Gandhi's Truth: On the Origins of Militant Nonviolence
- Cover of the first edition
- Author: Erik H. Erikson
- Language: English
- Subject: Mahatma Gandhi
- Publisher: W. W. Norton
- Publication date: 1969
- Publication place: United States
- Media type: Print (hardcover and paperback)
- Pages: 476 (1989 reprint edition)
- ISBN: 0-393-00741-3 (1989 reprint edition)

= Gandhi's Truth =

Book by Erik Erikson on Mahatma Gandhi

Gandhi's Truth: On the Origins of Militant Nonviolence is a 1969 book about Mahatma Gandhi by the German-born American developmental psychologist Erik H. Erikson. It won the Pulitzer Prize for General Nonfiction
and the U.S. National Book Award in category Philosophy and Religion.

The book was republished in 1993 by Norton.

==Contents==

The book examines the psychological development of Mahatma Gandhi alongside the evolution of his religious and political ideas. It reconstructs episodes from Gandhi's childhood in Kathiawar, his student years in London, and experiences in South Africa, relating these periods to his developing ideas about truth, self-discipline and nonviolence.

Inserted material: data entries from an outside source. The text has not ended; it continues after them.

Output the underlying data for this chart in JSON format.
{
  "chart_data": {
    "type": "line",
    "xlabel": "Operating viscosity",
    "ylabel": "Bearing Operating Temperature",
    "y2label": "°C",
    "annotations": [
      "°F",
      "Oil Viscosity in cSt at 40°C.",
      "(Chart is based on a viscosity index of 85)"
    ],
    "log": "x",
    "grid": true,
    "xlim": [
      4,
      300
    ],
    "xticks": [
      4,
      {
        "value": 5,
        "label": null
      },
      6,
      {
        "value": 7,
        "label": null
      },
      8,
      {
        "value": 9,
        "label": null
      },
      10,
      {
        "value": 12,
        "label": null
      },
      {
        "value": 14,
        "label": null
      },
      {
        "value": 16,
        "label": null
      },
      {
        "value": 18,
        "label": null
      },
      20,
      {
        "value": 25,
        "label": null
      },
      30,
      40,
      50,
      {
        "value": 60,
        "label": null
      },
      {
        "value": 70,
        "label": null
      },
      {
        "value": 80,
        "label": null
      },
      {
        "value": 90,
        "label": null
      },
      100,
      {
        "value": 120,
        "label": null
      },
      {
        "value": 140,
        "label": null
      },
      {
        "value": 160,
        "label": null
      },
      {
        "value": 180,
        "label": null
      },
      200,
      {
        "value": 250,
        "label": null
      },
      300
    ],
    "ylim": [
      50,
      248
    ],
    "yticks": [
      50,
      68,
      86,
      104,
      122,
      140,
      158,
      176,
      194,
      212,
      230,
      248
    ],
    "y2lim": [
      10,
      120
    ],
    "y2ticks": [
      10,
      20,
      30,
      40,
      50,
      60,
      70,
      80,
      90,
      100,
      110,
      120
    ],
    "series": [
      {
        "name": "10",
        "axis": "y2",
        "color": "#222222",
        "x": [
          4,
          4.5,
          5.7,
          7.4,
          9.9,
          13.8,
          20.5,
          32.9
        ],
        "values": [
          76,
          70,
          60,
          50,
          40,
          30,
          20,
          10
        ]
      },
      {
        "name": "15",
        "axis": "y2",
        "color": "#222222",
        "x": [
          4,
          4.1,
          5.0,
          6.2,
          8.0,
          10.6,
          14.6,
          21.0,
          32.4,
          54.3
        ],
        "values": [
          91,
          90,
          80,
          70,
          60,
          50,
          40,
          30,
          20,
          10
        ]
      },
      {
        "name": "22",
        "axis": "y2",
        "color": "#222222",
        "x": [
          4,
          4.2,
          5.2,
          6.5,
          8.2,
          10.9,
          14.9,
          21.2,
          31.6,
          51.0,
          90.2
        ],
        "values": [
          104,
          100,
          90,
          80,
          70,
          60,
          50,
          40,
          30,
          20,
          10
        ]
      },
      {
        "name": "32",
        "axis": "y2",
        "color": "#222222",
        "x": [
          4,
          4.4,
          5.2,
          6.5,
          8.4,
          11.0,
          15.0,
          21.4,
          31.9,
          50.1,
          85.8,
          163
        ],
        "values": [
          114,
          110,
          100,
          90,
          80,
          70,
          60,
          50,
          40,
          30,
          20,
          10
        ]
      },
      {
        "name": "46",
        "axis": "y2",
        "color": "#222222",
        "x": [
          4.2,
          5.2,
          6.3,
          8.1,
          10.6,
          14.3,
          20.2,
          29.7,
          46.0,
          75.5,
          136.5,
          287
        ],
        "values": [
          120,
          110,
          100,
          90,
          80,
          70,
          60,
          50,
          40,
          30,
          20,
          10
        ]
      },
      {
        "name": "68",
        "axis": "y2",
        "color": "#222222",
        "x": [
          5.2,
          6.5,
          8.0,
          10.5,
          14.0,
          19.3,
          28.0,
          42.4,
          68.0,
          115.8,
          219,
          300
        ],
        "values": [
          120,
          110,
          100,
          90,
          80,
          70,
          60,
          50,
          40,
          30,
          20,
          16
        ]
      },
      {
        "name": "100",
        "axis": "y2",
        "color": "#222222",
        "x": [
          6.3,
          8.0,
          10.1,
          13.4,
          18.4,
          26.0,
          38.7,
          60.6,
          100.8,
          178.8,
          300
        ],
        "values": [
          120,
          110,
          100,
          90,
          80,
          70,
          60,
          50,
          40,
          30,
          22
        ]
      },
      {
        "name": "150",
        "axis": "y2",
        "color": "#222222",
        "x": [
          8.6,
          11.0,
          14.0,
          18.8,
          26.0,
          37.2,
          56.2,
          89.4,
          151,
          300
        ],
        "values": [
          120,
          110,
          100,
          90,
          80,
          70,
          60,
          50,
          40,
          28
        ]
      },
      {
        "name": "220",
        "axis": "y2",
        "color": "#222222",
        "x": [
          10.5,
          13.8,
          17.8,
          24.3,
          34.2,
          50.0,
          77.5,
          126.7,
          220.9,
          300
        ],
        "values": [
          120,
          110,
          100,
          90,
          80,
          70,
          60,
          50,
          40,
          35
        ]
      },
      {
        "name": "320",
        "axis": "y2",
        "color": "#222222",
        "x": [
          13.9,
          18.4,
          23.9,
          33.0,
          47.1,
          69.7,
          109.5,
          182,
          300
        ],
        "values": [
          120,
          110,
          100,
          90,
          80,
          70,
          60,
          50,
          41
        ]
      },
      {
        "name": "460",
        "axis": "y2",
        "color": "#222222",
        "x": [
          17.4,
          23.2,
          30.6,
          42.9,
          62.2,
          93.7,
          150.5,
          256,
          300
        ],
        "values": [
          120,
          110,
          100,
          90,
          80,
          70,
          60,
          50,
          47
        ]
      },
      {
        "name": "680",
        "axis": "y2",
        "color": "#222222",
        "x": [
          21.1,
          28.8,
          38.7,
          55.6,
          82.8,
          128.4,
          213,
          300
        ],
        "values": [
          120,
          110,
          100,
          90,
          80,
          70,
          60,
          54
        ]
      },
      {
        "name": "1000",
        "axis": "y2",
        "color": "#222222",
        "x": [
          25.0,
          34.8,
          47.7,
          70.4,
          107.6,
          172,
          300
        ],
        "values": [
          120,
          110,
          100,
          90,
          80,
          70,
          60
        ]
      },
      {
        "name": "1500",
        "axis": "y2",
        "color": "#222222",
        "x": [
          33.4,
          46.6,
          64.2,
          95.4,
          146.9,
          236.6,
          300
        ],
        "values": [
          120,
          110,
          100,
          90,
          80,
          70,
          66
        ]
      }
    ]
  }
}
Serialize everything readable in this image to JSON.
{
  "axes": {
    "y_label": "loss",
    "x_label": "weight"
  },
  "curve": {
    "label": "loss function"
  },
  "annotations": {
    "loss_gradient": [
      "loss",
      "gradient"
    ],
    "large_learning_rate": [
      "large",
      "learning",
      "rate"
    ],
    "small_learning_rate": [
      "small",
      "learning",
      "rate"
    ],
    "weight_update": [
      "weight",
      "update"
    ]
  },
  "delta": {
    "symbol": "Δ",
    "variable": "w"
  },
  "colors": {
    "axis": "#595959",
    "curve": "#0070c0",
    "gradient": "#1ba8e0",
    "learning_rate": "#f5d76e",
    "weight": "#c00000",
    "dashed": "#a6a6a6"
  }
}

It studies Gandhi's leadership of the Ahmedabad textile workers' strike of 1918 and the fast he undertook. It became a pivotal moment in development of his personal methods of self-denial, moral persuasion in his practice of satyagraha and his emerging role as a political leader. Erikson applies concepts from psychoanalysis and his own theory of psychosocial development to Gandhi's psychological development and subsequent political action based on nonviolence.